We recommended a lot of interesting sessions to attend, but of course we didn’t get to attend all of them (our booth was too busy). However, many if not most of the sessions should be appearing online here in a ‘videos’ section in coming weeks (for example, here’s my presentation on MySQL Scaling Strategies from last year.)

Our own Peter Friedenbach did get a lot of interest in his benchmarking session. Benchmarking is a lot more than pointing sysbench at your server, and good benchmarking deserves a lot more respect (and careful effort) than is commonly perceived. See Peter’s session at Percona.

We did get to meet people like Frédéric Descamps from the MySQL Engineering Team, not only at his session, but walking around the Exhibit Hall.

But the coolest thing was being immersed in the ‘MySQL universe’ for a week and getting a good sense of the current ‘lay of the land.’ For instance:

MySQL Scaling: We met a lot of people and companies with MySQL scale problems, including:

  • Large sharded topologies whose ongoing maintenance is costing more than expected… and faced with additional growth are starting to look for other solutions
  • Large MySQL deployments right on the cusp of ‘needing’ to shard, but don’t like the prospect of:
    • Needing to hire additional DBAs to build it out
    • Needing additional redundant hardware to ensure HA
    • Needing ongoing shard maintenance and data rebalancing
  • SaaS providers with a ‘pod per group of customers’ or ‘pod per large customer’, or ‘pod per database’… but staring at the problem, “what happens when the database (ie, smallest shared resource) gets larger than my biggest MySQL instance?”

Galera Replication: This year I found a lot more common knowledge that Galera Replication (i.e. underpinning MariaDB Cluster & Percona XtraDB) won’t solve your application’s write scale problem. It works for a consolidation workload (each application has its own write-server), but if a single app needs to write to more than 1 server while remaining strongly consistent, Galera isn’t the solution.

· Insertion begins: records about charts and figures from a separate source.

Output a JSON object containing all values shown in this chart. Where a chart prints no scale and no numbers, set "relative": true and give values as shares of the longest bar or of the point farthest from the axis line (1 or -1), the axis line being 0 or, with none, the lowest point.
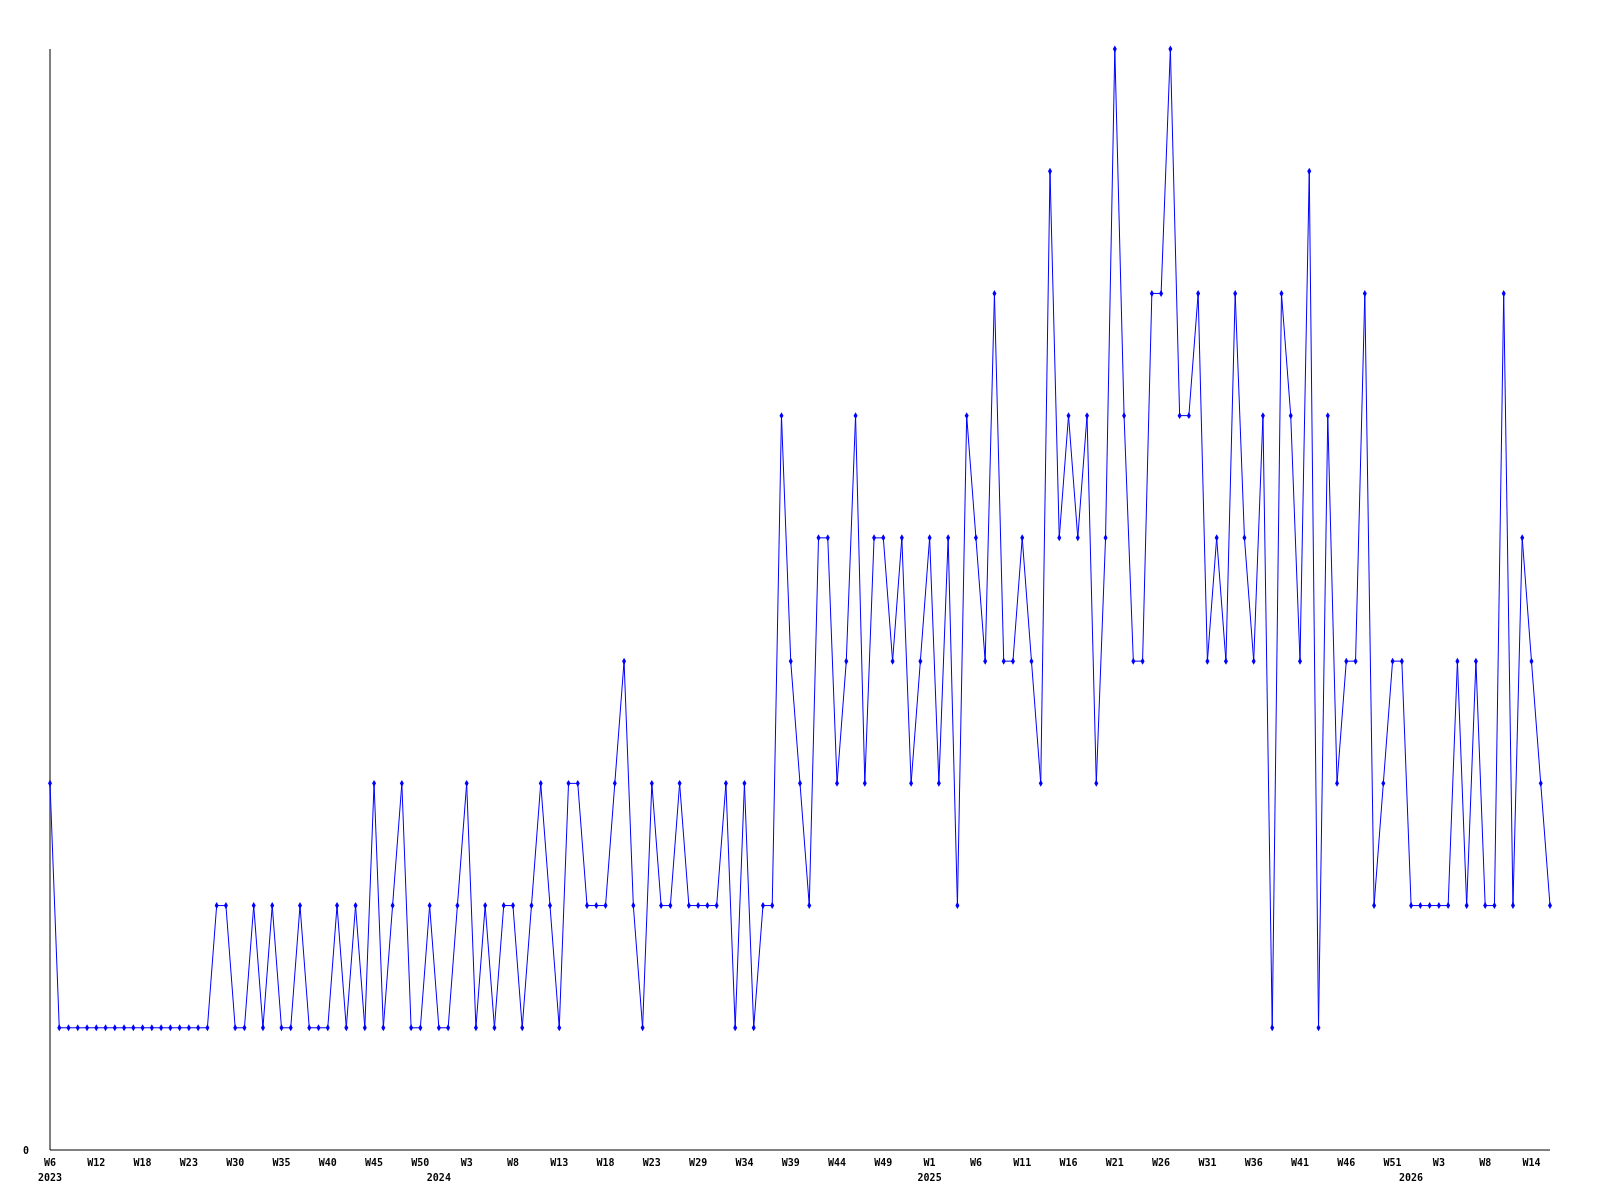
{
  "chart_data": {
    "type": "line",
    "relative": true,
    "annotations": [
      "0"
    ],
    "marker": "diamond",
    "line_style": "solid",
    "categories": [
      "W6\n2023",
      null,
      null,
      null,
      null,
      "W12",
      null,
      null,
      null,
      null,
      "W18",
      null,
      null,
      null,
      null,
      "W23",
      null,
      null,
      null,
      null,
      "W30",
      null,
      null,
      null,
      null,
      "W35",
      null,
      null,
      null,
      null,
      "W40",
      null,
      null,
      null,
      null,
      "W45",
      null,
      null,
      null,
      null,
      "W50",
      null,
      "\n2024",
      null,
      null,
      "W3",
      null,
      null,
      null,
      null,
      "W8",
      null,
      null,
      null,
      null,
      "W13",
      null,
      null,
      null,
      null,
      "W18",
      null,
      null,
      null,
      null,
      "W23",
      null,
      null,
      null,
      null,
      "W29",
      null,
      null,
      null,
      null,
      "W34",
      null,
      null,
      null,
      null,
      "W39",
      null,
      null,
      null,
      null,
      "W44",
      null,
      null,
      null,
      null,
      "W49",
      null,
      null,
      null,
      null,
      "W1\n2025",
      null,
      null,
      null,
      null,
      "W6",
      null,
      null,
      null,
      null,
      "W11",
      null,
      null,
      null,
      null,
      "W16",
      null,
      null,
      null,
      null,
      "W21",
      null,
      null,
      null,
      null,
      "W26",
      null,
      null,
      null,
      null,
      "W31",
      null,
      null,
      null,
      null,
      "W36",
      null,
      null,
      null,
      null,
      "W41",
      null,
      null,
      null,
      null,
      "W46",
      null,
      null,
      null,
      null,
      "W51",
      null,
      "\n2026",
      null,
      null,
      "W3",
      null,
      null,
      null,
      null,
      "W8",
      null,
      null,
      null,
      null,
      "W14",
      null,
      null
    ],
    "series": [
      {
        "color": "#0000ff",
        "values": [
          0.333,
          0.111,
          0.111,
          0.111,
          0.111,
          0.111,
          0.111,
          0.111,
          0.111,
          0.111,
          0.111,
          0.111,
          0.111,
          0.111,
          0.111,
          0.111,
          0.111,
          0.111,
          0.222,
          0.222,
          0.111,
          0.111,
          0.222,
          0.111,
          0.222,
          0.111,
          0.111,
          0.222,
          0.111,
          0.111,
          0.111,
          0.222,
          0.111,
          0.222,
          0.111,
          0.333,
          0.111,
          0.222,
          0.333,
          0.111,
          0.111,
          0.222,
          0.111,
          0.111,
          0.222,
          0.333,
          0.111,
          0.222,
          0.111,
          0.222,
          0.222,
          0.111,
          0.222,
          0.333,
          0.222,
          0.111,
          0.333,
          0.333,
          0.222,
          0.222,
          0.222,
          0.333,
          0.444,
          0.222,
          0.111,
          0.333,
          0.222,
          0.222,
          0.333,
          0.222,
          0.222,
          0.222,
          0.222,
          0.333,
          0.111,
          0.333,
          0.111,
          0.222,
          0.222,
          0.667,
          0.444,
          0.333,
          0.222,
          0.556,
          0.556,
          0.333,
          0.444,
          0.667,
          0.333,
          0.556,
          0.556,
          0.444,
          0.556,
          0.333,
          0.444,
          0.556,
          0.333,
          0.556,
          0.222,
          0.667,
          0.556,
          0.444,
          0.778,
          0.444,
          0.444,
          0.556,
          0.444,
          0.333,
          0.889,
          0.556,
          0.667,
          0.556,
          0.667,
          0.333,
          0.556,
          1,
          0.667,
          0.444,
          0.444,
          0.778,
          0.778,
          1,
          0.667,
          0.667,
          0.778,
          0.444,
          0.556,
          0.444,
          0.778,
          0.556,
          0.444,
          0.667,
          0.111,
          0.778,
          0.667,
          0.444,
          0.889,
          0.111,
          0.667,
          0.333,
          0.444,
          0.444,
          0.778,
          0.222,
          0.333,
          0.444,
          0.444,
          0.222,
          0.222,
          0.222,
          0.222,
          0.222,
          0.444,
          0.222,
          0.444,
          0.222,
          0.222,
          0.778,
          0.222,
          0.556,
          0.444,
          0.333,
          0.222
        ]
      }
    ]
  }
}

It works great for HA, which people appreciate; they just want write scale as well.

NoSQL for Scale Misses Important Use Cases: Many people came-by talking about transactional workloads they’d put on Cassandra or Mongo. At first you’d question- “Why?” Well, because both are ‘free’ and scale-out. However, sooner or later they realize:

  • There’s lots of redundant hardware, due to multiple copies of the same data across multiple nodes
  • The loss of a central RDBMS to guarantee cross-node ACID compliant JOINs, referential integrity, and ad-hoc queries starts to really affect business flexibility

‘Open Source’ (code for ‘free’) plus ‘scale-out’ drove the decision by upper management, but for many, now the Application Devs, DevOps, and DBAs were stuck trying to build-in those transactional ACID guarantees and referential integrity constraints themselves.

‘Bolt-on RDBMS’, indeed.

The Holy Grail: One attendee put it best: “I want what I have on a 1 node MySQL system, just larger”

What We Do: A Quick Pitch for ClustrixDB. We found lots of people interested in ClustrixDB architecture. Whereas some have looked at our technical white papers with raised eyebrows- the recent announcement of Cloud Spanner, leveraging a similar model to ours, got a nod of recognition from many attendees. Now most technical people are familiar with Spanner and realize that 2PL and multi-node consistency guaranteed by Paxos not only is feasible, it’s very performant. (And by the way- with CLX you also get full SQL semantics, online schema changes, ad-hoc queries, & dynamic PK/FK referential integrity as well)

We really enjoyed participating in Percona Live 2017, and are looking forward to next year!